Lets first review some basics for conventional attention (I suppose that you are familiar with self-attention):
Suppose that we have a list of tokens $(x_1, …, x_n)$, And it has shape $(x_1, …, x_n) \in \mathbb{R}^{n\times d}$. For each token, we can get its query, key, value vectors by following linear transformation:
\[q_i = W_q x_i,\: k_i = W_k x_i, \:v_i = W_v x_i \qquad (2)\]And we can use following formula to calculate the attention score and the final output. Suppose we want to compute the $i$ th token (current we already have $i-1$ tokens, and we use the $i-1$ th token as the input to generate the $i$ th token):
We represent the attention score of $i$ th token against all tokens so far (including itself) as $a_{ij}$, as the definition, we know it shold be like this: \(a_{ij} = \frac{exp(q_i^T k_j / \sqrt{d})}{ \sum_{t=1}^i exp(q_i^T k_t / \sqrt{d})} \qquad (3)\)

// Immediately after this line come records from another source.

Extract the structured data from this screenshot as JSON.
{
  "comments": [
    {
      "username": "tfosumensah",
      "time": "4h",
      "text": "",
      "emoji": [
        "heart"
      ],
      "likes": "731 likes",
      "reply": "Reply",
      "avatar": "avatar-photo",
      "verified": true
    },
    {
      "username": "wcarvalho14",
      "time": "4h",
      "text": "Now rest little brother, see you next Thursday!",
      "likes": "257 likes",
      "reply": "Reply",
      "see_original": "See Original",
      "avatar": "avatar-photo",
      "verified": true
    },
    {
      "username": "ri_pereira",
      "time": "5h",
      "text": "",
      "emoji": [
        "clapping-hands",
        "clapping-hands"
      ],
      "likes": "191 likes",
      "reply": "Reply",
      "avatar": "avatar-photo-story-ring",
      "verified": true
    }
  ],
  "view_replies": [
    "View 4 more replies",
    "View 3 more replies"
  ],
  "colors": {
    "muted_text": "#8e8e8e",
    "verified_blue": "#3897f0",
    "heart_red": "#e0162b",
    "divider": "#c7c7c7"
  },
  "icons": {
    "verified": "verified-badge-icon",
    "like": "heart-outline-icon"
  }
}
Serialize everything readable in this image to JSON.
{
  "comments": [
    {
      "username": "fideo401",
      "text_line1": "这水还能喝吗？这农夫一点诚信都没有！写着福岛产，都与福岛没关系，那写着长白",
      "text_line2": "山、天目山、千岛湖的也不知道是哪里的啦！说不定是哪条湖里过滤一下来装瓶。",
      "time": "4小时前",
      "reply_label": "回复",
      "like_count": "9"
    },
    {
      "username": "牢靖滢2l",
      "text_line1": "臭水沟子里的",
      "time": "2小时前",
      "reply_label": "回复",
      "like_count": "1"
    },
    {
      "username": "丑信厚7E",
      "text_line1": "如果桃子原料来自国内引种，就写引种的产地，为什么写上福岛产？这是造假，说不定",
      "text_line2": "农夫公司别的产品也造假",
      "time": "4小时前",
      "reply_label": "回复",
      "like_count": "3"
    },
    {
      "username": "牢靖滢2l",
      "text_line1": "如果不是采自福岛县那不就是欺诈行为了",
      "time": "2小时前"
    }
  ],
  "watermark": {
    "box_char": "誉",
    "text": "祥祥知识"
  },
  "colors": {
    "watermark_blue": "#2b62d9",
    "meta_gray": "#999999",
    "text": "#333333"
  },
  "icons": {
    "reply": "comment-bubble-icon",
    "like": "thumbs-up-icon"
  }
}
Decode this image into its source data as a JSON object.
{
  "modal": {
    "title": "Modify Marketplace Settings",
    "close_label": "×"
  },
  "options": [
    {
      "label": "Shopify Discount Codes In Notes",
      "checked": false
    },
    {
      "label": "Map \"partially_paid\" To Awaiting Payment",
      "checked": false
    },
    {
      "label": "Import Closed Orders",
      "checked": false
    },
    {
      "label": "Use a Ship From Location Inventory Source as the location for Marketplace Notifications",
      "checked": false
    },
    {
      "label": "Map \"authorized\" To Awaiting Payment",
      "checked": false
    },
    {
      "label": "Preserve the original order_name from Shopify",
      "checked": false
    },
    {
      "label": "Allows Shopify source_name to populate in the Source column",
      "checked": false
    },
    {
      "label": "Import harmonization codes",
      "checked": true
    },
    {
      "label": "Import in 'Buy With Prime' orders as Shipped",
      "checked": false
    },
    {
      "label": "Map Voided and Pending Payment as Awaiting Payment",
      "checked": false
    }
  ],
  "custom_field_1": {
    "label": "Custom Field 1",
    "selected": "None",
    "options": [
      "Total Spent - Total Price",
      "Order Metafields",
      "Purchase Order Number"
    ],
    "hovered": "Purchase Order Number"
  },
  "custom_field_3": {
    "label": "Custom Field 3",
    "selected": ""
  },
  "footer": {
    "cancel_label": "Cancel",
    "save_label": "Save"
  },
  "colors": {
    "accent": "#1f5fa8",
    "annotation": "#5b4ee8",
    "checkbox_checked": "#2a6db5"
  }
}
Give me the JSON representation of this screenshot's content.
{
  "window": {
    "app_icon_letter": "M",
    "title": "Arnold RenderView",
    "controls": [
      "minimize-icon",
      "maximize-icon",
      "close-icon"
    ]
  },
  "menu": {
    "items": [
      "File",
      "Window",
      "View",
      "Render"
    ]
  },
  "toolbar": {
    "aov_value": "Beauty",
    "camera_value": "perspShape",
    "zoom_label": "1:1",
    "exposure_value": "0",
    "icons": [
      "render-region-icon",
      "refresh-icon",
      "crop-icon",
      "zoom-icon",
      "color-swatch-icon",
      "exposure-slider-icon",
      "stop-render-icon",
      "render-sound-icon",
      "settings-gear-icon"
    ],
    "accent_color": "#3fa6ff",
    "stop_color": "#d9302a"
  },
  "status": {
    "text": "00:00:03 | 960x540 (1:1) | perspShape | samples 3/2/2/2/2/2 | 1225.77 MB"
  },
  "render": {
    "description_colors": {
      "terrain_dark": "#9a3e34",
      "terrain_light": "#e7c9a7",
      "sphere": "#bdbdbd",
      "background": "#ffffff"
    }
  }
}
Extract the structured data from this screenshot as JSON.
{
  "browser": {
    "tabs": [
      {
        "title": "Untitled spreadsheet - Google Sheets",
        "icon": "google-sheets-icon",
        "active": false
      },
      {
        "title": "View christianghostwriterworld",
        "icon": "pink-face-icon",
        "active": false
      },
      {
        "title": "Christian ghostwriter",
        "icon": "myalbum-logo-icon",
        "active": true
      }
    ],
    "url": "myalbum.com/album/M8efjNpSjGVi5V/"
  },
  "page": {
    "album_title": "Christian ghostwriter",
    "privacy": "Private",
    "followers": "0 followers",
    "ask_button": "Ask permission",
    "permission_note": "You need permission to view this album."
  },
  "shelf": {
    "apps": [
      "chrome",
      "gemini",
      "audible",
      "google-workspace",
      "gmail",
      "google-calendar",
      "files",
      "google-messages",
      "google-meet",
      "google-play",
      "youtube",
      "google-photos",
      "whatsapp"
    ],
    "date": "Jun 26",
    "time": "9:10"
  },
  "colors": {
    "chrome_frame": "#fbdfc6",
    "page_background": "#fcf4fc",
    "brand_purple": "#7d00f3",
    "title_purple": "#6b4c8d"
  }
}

And the final output (logits) of $i$ th token is: $o_i = \sum_{j=1}^i a_{ij} v_j$ (in original paper, this is also part of formula $(3)$)
Now lets go back to check the the paged attention. First we give definitions of some symbols:
- Block size $B$ (number of tokens per block, actually is the number of token’s corresponding KV cache)
- Key block $K_j = (k_{(j-1)B + 1}, … k_{jB})$ (each blocks store $jB -[(j-1)B + 1] + 1 = B $ tokens, just as defined)
- Value block $V_j = (v_{(j-1)B + 1}, … v_{jB})$
So the attention score computed in formula $(3)$ is modified to:
\[A_{ij} = \frac{ exp(q_i^T K_j / \sqrt{d}) }{\sum_{t=1}^{\lceil i/B \rceil} exp(q_i^T K_t / \sqrt{d})} , \: o_i = \sum_{j=1}^{\lceil i/B \rceil} V_j A_{ij}^T \qquad (4)\]Where $A_{ij} = (a_{i,(j-1)B + 1},…, a_{i, jB})$, Of course, there is only one $a_{ik}$ (where $k = (j-1)B+1, …, jB$ ) is valid because of auto-regression computing. $a_{i,k<k’\leq jB }$ should be masked to close to zero; And $a_{i, (j-1)B + 1 < k’ \leq k}$ should be kept by the mask.
Benifits of Paged Attention:
- Waste of GPU memory could be reduced to block memory level.